Existe un riesgo que, al empezar una lectura, uno no sabe calibrar con la intensidad necesaria: el de verse reflejado, el de comprobar lo que el ser humano puede hacer o dejar de hacer. Esa especie de misión suicida, que se repite cada vez que un libro se abre por su primera página, es lo que sufrimos, de alguna manera, cada uno de nosotros cada vez que una lectura se pone frente a nosotros. Con Las cosas que perdimos en el fuego sucede que, sin haberlo pensado detenidamente, nos encontramos observando un mundo oscuro que no podemos dejar de observar. Quizás ese sea el motivo principal de esta reseña. Esa especie de hipnotismo en el que nos sumerge Mariana Enríquez sin que podamos evitarlo. Personajes a los que odiar, locuras que nos pertenecen, que nos recorren como un escalofrío por la espalda, de las que huir pero a la vez a las que acercarnos, y es que en este inolvidable camino por los relatos que se nos avecinan, la dicotomía entre alejarnos y acortar distancias sólo será separada por una fina línea que difuminará las diferencias. Decía al principio de este párrafo que corremos siempre un riesgo como lectores. Lo que no decía en estas líneas es que, a veces, este riesgo se convierte en verdadera devoción. Por lo escrito y lo no escrito. Por lo que se dice y no se dice. Por lo que nos imaginamos en ese intervalo en que la realidad y la ficción se tocan con unos dedos frágiles.

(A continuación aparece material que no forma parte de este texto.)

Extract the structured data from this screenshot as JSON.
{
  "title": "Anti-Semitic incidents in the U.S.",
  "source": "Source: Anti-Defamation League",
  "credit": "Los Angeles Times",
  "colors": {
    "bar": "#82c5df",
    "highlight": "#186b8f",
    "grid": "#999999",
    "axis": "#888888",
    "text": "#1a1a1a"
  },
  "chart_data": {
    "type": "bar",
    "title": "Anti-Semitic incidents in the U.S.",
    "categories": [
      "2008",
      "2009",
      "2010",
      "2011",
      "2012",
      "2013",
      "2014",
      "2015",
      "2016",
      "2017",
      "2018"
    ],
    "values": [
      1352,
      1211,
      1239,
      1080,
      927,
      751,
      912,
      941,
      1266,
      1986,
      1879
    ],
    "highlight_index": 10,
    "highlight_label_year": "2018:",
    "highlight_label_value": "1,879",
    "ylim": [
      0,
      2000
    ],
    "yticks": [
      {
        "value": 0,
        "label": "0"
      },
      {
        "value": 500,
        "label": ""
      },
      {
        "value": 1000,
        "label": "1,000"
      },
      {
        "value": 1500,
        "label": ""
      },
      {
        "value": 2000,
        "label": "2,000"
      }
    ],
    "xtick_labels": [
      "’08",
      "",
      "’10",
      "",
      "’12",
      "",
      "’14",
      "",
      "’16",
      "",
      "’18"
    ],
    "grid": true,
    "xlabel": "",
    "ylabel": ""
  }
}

Otra misión, menos suicida y más vital, es la de compartir con los que nos leen lo que nos ha parecido un libro. O quizás resulte más suicida todavía, uno nunca sabe muy bien cuál será el resultado. Lo que sí está claro, después de leer Las cosas que perdimos en el fuego es que, como ese dolor del que hablaba en la introducción, los relatos de Mariana Enríquez se meten en el cuerpo como una voz que, conocida o desconocida, nos habla sin que podamos hacerla desaparecer. Quizás en ese habitáculo que es la mente es donde encontráramos la respuesta a lo que la locura, la oscuridad, lo tenebroso de todos nosotros, hace realmente con nuestra vida cotidiana. Somos lectores, pero también, a veces, somos seres que experimentan lo que un libro puede hacer con nosotros. Y puede que no sea la pretensión del autor que, en su labor, reproduce los fantasmas que atormentan o que han pasado por sus vidas. Pero aun así aquellos que, como yo, vivimos la lectura como una prolongación de una existencia más o menos completa, convertimos las letras, como ha sucedido aquí, en pequeños cuchillos que se clavan hondo, tan hondo, que dejarán una marca para siempre.